Third International Conference on Spoken Language Processing (ICSLP 94)
This paper presents an adaptation method for telephone line characteristic variations in speech recognition across telephone lines. From the viewpoint of real world application, it is important to adapt several variability factors simultaneously, such factors include speakers, line characteristics, and telephone microphones. Our approach is to adapt models of high-quality speech to those of speech influenced by telephone line characteristics using the Vector Field Smoothing (VFS) technique as the adaptation method. The general framework of this technique is the training with a small amount of data.

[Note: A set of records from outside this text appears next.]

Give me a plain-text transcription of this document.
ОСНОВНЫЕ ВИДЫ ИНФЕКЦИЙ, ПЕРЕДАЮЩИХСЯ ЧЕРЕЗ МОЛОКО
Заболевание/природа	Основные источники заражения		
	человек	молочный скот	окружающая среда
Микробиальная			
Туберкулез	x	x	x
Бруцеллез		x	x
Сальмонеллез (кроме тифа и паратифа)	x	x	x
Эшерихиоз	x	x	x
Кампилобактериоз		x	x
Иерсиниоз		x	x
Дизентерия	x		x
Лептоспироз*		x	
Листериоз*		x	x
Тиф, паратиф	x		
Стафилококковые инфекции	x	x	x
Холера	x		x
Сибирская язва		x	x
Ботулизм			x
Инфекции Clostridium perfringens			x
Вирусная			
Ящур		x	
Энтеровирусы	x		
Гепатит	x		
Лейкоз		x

In this paper, the VFS technique is shown to be an effective method for simultaneously adapting speaker, line, and telephone microphone characteristics. Through some experiments in a speaker-independent recognizer using telephone-quality speech data collected through an actual telephone line, it was found that the VFS technique performed extremely well in the simultaneous adaptation of speaker and line characteristics. Furthermore, we introduce preliminary experimental results for telephone line characteristic adaptation using an advanced adaptation method, a combination of Maximum A Posteriori (MAP) estimation and the VFS technique. This method aims to achieve faster adaptation which will be helpful in achieving a comfortable human-machine interface in telephone network applications. Encouraging results were obtained in several experiments.
Bibliographic reference. Takahashi, Jun-ichi / Sagayama, Shigeki (1994): "Telephone line characteristic adaptation using vector field smoothing technique", In ICSLP-1994, 991-994.